To customise the resulting phylogenetic tree and heatmap, edit the R script `network.R` in `coinfinder`.
## Build a presence/abensce and CAZy family number matrices
## Build dendograms based upon CAZome compositions, and compare against the phylogenetic tree
## Map genome and CAZome distances onto a plot
## Directories
Below is a directory plan of this repository, followed by a brief overview of each directories role , to facilitate navigation through the repository.
### **assets**
Directory containing all files needed for the GitHub page, created for easy access to accompanying Jupyter notebooks.
### **docs**
Directory containing files to build documentation hosted at ReadTheDocs.
### **notebooks**
Directory containing all Jupyter notebooks, and html copies used for easier in-browser viewing via the GitHub pages. These notebooks include the data outputs from using `cfv_investigator`, how to use the package and how the package works.
### **tests**
Directory containing all `pytest` files for testing `pyrewton`, including subdirectories for test inputs and targets. Each module/submodule has its own specific test input and target subdirectory.
### **cazomevolve**
Directory containing all `pyrewton` program modules (including all submodules and Python scripts).
<p> </p>
## Modules
_Please find more detailed documentation at for operation and troubleshooting at [Read the Docs](https://phd-project-scripts.readthedocs.io/en/latest/)_
This is an overview of the functionalities of each module within `pyrewton`, as well as basics of operation.
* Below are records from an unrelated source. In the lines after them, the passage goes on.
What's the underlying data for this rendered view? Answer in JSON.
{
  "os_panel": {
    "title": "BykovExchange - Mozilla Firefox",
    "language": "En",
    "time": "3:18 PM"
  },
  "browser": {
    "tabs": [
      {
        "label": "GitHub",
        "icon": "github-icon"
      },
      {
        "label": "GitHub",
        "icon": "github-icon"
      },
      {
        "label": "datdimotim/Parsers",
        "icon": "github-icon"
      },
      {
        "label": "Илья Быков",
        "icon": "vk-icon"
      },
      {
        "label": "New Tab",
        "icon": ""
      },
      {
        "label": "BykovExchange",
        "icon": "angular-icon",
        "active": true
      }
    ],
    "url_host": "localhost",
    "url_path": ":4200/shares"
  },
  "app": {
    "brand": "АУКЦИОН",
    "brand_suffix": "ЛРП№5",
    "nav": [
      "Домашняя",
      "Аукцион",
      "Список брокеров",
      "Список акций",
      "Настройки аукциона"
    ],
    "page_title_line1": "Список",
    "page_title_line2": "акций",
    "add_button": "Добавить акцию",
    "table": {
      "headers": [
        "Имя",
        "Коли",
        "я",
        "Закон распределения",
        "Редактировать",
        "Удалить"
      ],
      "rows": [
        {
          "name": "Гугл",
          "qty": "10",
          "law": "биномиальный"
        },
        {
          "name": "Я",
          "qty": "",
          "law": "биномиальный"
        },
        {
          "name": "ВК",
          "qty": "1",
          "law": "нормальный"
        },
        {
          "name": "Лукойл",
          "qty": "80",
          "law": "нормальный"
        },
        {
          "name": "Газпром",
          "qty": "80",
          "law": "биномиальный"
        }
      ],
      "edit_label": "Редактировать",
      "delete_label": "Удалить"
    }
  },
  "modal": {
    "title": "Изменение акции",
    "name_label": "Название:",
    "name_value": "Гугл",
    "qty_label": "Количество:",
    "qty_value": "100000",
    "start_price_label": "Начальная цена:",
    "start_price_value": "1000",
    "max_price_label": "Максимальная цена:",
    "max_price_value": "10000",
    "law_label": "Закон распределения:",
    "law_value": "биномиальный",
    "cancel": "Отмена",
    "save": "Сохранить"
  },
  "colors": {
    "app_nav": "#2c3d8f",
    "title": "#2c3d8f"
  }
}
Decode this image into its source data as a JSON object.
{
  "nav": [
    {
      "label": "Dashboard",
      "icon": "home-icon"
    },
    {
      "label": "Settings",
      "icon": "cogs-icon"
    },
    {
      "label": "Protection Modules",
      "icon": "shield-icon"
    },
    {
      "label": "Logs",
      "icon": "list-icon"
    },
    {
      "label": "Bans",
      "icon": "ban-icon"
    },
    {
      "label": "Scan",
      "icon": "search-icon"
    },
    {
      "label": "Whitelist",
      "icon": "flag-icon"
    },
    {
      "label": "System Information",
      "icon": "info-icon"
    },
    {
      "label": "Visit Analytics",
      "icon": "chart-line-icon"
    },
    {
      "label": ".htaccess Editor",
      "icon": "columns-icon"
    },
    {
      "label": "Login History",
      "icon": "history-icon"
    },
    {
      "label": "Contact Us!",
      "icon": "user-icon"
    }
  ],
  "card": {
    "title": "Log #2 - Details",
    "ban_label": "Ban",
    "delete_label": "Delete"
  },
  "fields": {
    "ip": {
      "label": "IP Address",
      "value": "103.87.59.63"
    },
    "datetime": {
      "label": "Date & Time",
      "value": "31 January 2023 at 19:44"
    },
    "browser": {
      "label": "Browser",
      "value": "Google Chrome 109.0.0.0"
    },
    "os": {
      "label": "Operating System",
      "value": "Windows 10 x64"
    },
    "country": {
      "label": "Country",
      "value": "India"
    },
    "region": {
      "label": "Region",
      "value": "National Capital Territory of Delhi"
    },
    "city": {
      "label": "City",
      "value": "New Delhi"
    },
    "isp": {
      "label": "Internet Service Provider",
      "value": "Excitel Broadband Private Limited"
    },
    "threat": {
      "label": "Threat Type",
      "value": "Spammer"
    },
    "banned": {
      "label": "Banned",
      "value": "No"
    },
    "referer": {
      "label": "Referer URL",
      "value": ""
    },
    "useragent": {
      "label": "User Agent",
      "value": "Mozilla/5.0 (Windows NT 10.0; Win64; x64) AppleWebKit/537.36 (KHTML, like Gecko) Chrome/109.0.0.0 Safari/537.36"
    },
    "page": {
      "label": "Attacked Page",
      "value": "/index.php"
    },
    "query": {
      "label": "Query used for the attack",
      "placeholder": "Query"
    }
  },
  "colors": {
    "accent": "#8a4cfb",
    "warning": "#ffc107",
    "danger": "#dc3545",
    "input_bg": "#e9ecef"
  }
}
For more detailed documentation on the operation of each module and indiviudal Python scripts please see the documentation at [Read the Docs](https://phd-project-scripts.readthedocs.io/en/latest/)
### **utilities**
Contains all functions that are called from other Python scripts for building command-line parsers and loggers. Includes the submodule **file_io**, which contains functions that are called from other Python scripts for handling directories and files in `pyrewton`, including retrieving program inputs and creating output directories.
### **ncbi**
Modules that are involved in retrieving handling data from NCBI. This includes retrieval of genomic accession numbers and source organism taxonomic data.
### **covariance**
Modules that build the data set required for calculating the covariance, calculate the covariance of CAZy family annotations for all genomic accessions retrieved and taxonomic specific groups.